Making a commitment to change isn't easy; but does it really take 21 days to make that change a habit?
I decided to do some reading up on this, and if there was some science behind it. I came across an interesting article online by James Clear, 'How Long Does it Actually Take to Form a New Habit?', and it made much more sense to me.
My habit changing journey certainly did not take as little as 21 days. I will agree that keeping up with a consistent exercise routine started to get easier on my body after the first 3 weeks. That initial week was definitely tough! And I had set backs. Not long ones. But if I had set myself up for perfection, I certainly would never have achieved what I have now and would still be re-starting Day 1 over and over.
In these last 21 days I decided to test the theory. My goal was to clean up the eating, and no alcohol. As expected the first week was really tough; and heading into the first weekend of not even one glass of 'something' was killer! By the second week I resigned myself to the fact that I didn't have to record everything I ate. But that's only because I already won that battle a long time ago. It just took a little reminder of bringing my food choices into my awareness to fix a summer of indulgence. I made it to Day 19 before I caved and had a drink. I'm not beating myself up about it, I caved, I'm not perfect. But I did notice some healthy changes from avoided the regular summer patio fun. My skin was less dry, I lost the weight I gained over the summer, and my overall energy is back up to where it usually is.
In 21 days I made some changes, I stumbled a little, but I got back on track. The changes I made were not new to me, they have been part of my life for 2,067 days to be exact (I had to take a moment to calculate that one!). So it was easy to get back to my pre-summer weight and fitness level.

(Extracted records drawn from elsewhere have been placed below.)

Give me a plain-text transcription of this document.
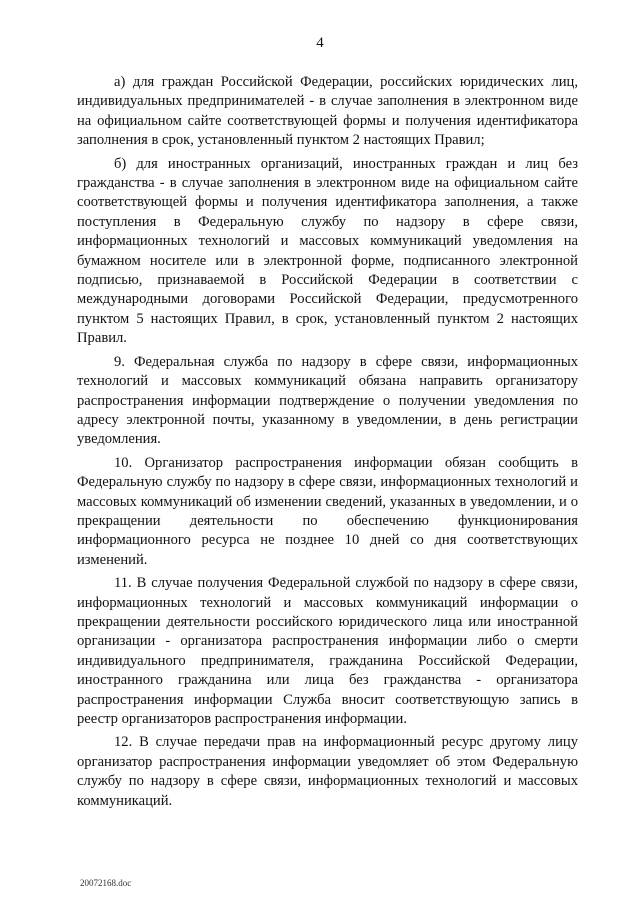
4

а) для граждан Российской Федерации, российских юридических лиц, индивидуальных предпринимателей - в случае заполнения в электронном виде на официальном сайте соответствующей формы и получения идентификатора заполнения в срок, установленный пунктом 2 настоящих Правил;

б) для иностранных организаций, иностранных граждан и лиц без гражданства - в случае заполнения в электронном виде на официальном сайте соответствующей формы и получения идентификатора заполнения, а также поступления в Федеральную службу по надзору в сфере связи, информационных технологий и массовых коммуникаций уведомления на бумажном носителе или в электронной форме, подписанного электронной подписью, признаваемой в Российской Федерации в соответствии с международными договорами Российской Федерации, предусмотренного пунктом 5 настоящих Правил, в срок, установленный пунктом 2 настоящих Правил.

9. Федеральная служба по надзору в сфере связи, информационных технологий и массовых коммуникаций обязана направить организатору распространения информации подтверждение о получении уведомления по адресу электронной почты, указанному в уведомлении, в день регистрации уведомления.

10. Организатор распространения информации обязан сообщить в Федеральную службу по надзору в сфере связи, информационных технологий и массовых коммуникаций об изменении сведений, указанных в уведомлении, и о прекращении деятельности по обеспечению функционирования информационного ресурса не позднее 10 дней со дня соответствующих изменений.

11. В случае получения Федеральной службой по надзору в сфере связи, информационных технологий и массовых коммуникаций информации о прекращении деятельности российского юридического лица или иностранной организации - организатора распространения информации либо о смерти индивидуального предпринимателя, гражданина Российской Федерации, иностранного гражданина или лица без гражданства - организатора распространения информации Служба вносит соответствующую запись в реестр организаторов распространения информации.

12. В случае передачи прав на информационный ресурс другому лицу организатор распространения информации уведомляет об этом Федеральную службу по надзору в сфере связи, информационных технологий и массовых коммуникаций.

20072168.doc
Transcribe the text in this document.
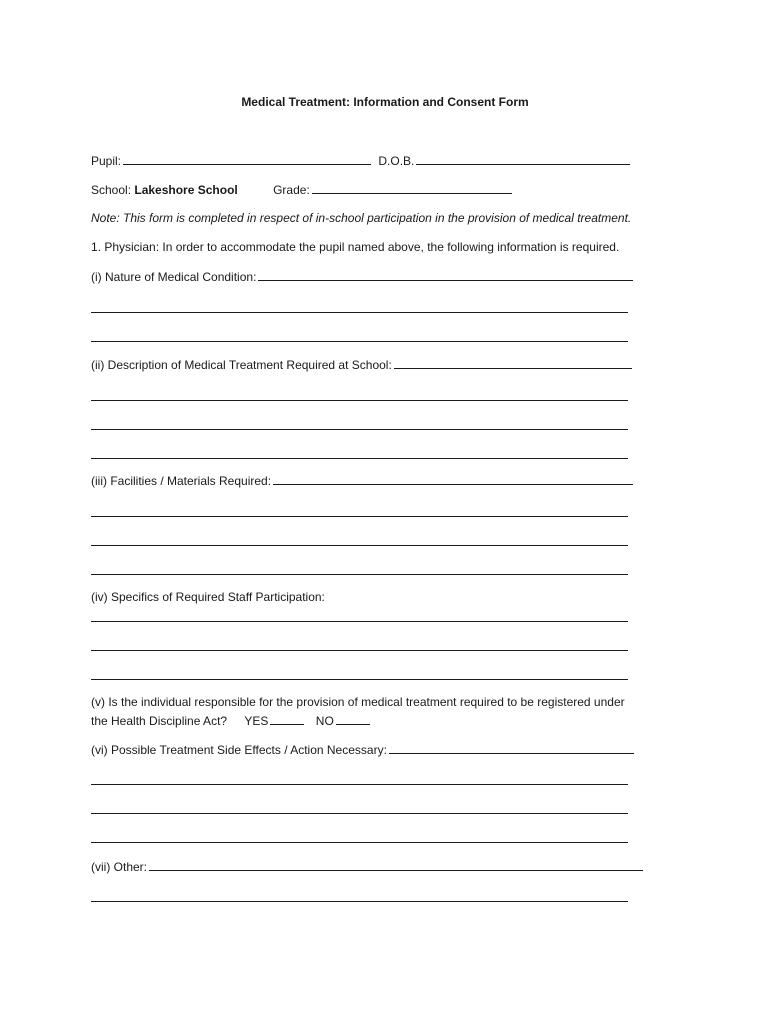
Medical Treatment: Information and Consent Form
Pupil:	D.O.B.
School: Lakeshore School	Grade:
Note: This form is completed in respect of in-school participation in the provision of medical treatment.
1. Physician: In order to accommodate the pupil named above, the following information is required.
(i) Nature of Medical Condition:
(ii) Description of Medical Treatment Required at School:
(iii) Facilities / Materials Required:
(iv) Specifics of Required Staff Participation:
(v) Is the individual responsible for the provision of medical treatment required to be registered under
the Health Discipline Act? YES	NO
(vi) Possible Treatment Side Effects / Action Necessary:
(vii) Other:
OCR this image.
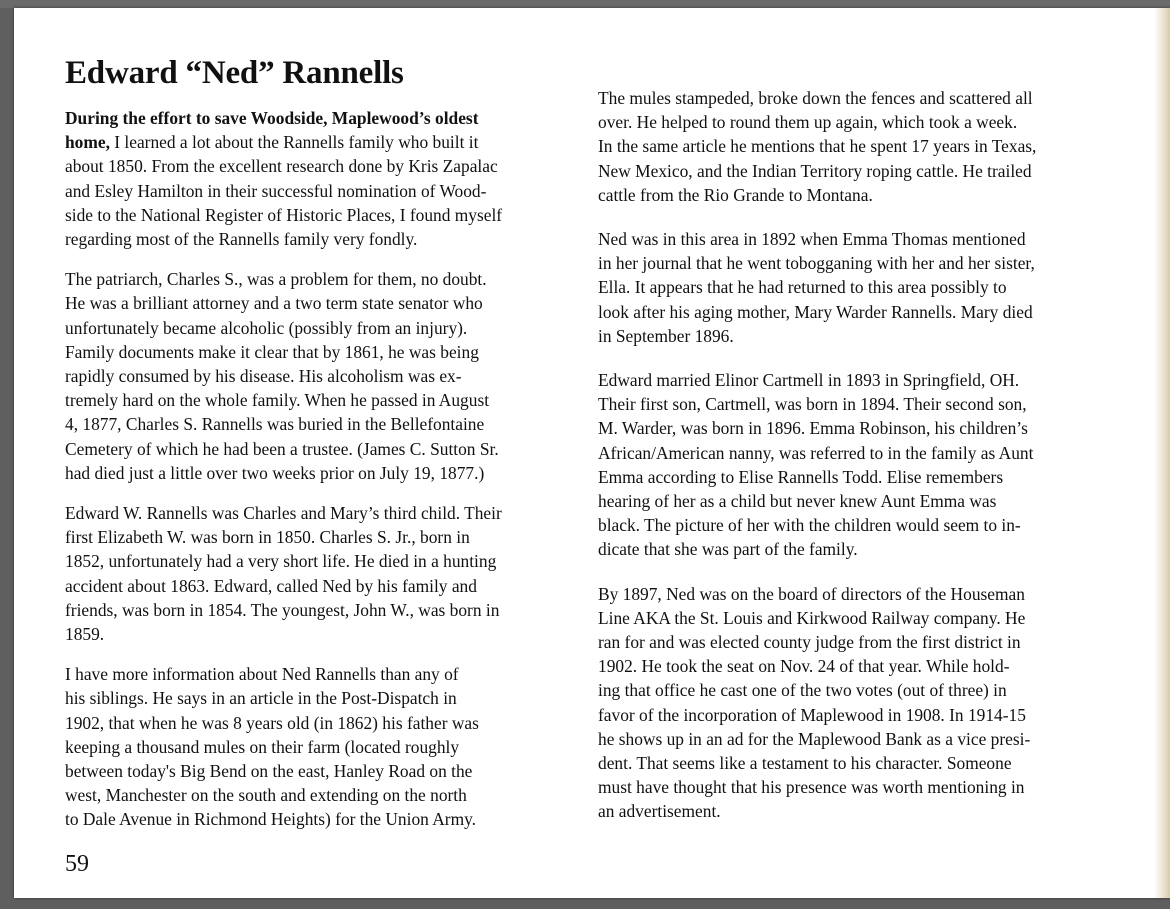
Edward “Ned” Rannells

During the effort to save Woodside, Maplewood’s oldest
home, I learned a lot about the Rannells family who built it
about 1850. From the excellent research done by Kris Zapalac
and Esley Hamilton in their successful nomination of Wood-
side to the National Register of Historic Places, I found myself
regarding most of the Rannells family very fondly.

The patriarch, Charles S., was a problem for them, no doubt.
He was a brilliant attorney and a two term state senator who
unfortunately became alcoholic (possibly from an injury).
Family documents make it clear that by 1861, he was being
rapidly consumed by his disease. His alcoholism was ex-
tremely hard on the whole family. When he passed in August
4, 1877, Charles S. Rannells was buried in the Bellefontaine
Cemetery of which he had been a trustee. (James C. Sutton Sr.
had died just a little over two weeks prior on July 19, 1877.)

Edward W. Rannells was Charles and Mary’s third child. Their
first Elizabeth W. was born in 1850. Charles S. Jr., born in
1852, unfortunately had a very short life. He died in a hunting
accident about 1863. Edward, called Ned by his family and
friends, was born in 1854. The youngest, John W., was born in
1859.

I have more information about Ned Rannells than any of
his siblings. He says in an article in the Post-Dispatch in
1902, that when he was 8 years old (in 1862) his father was
keeping a thousand mules on their farm (located roughly
between today's Big Bend on the east, Hanley Road on the
west, Manchester on the south and extending on the north
to Dale Avenue in Richmond Heights) for the Union Army.

The mules stampeded, broke down the fences and scattered all
over. He helped to round them up again, which took a week.
In the same article he mentions that he spent 17 years in Texas,
New Mexico, and the Indian Territory roping cattle. He trailed
cattle from the Rio Grande to Montana.

Ned was in this area in 1892 when Emma Thomas mentioned
in her journal that he went tobogganing with her and her sister,
Ella. It appears that he had returned to this area possibly to
look after his aging mother, Mary Warder Rannells. Mary died
in September 1896.

Edward married Elinor Cartmell in 1893 in Springfield, OH.
Their first son, Cartmell, was born in 1894. Their second son,
M. Warder, was born in 1896. Emma Robinson, his children’s
African/American nanny, was referred to in the family as Aunt
Emma according to Elise Rannells Todd. Elise remembers
hearing of her as a child but never knew Aunt Emma was
black. The picture of her with the children would seem to in-
dicate that she was part of the family.

By 1897, Ned was on the board of directors of the Houseman
Line AKA the St. Louis and Kirkwood Railway company. He
ran for and was elected county judge from the first district in
1902. He took the seat on Nov. 24 of that year. While hold-
ing that office he cast one of the two votes (out of three) in
favor of the incorporation of Maplewood in 1908. In 1914-15
he shows up in an ad for the Maplewood Bank as a vice presi-
dent. That seems like a testament to his character. Someone
must have thought that his presence was worth mentioning in
an advertisement.

59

If you must, use 21 days as a starting point. Create attainable goals, not quick fixes. Don't let road blocks or little mistakes discourage you, keep moving forward. Pretty soon 21 will become 42, will become 4,000 days. Better yet, you will just forget about the number all together. It takes work and dedication; check ins along the way. Eventually, when it finally becomes a way of life, you don't have to think … you just do.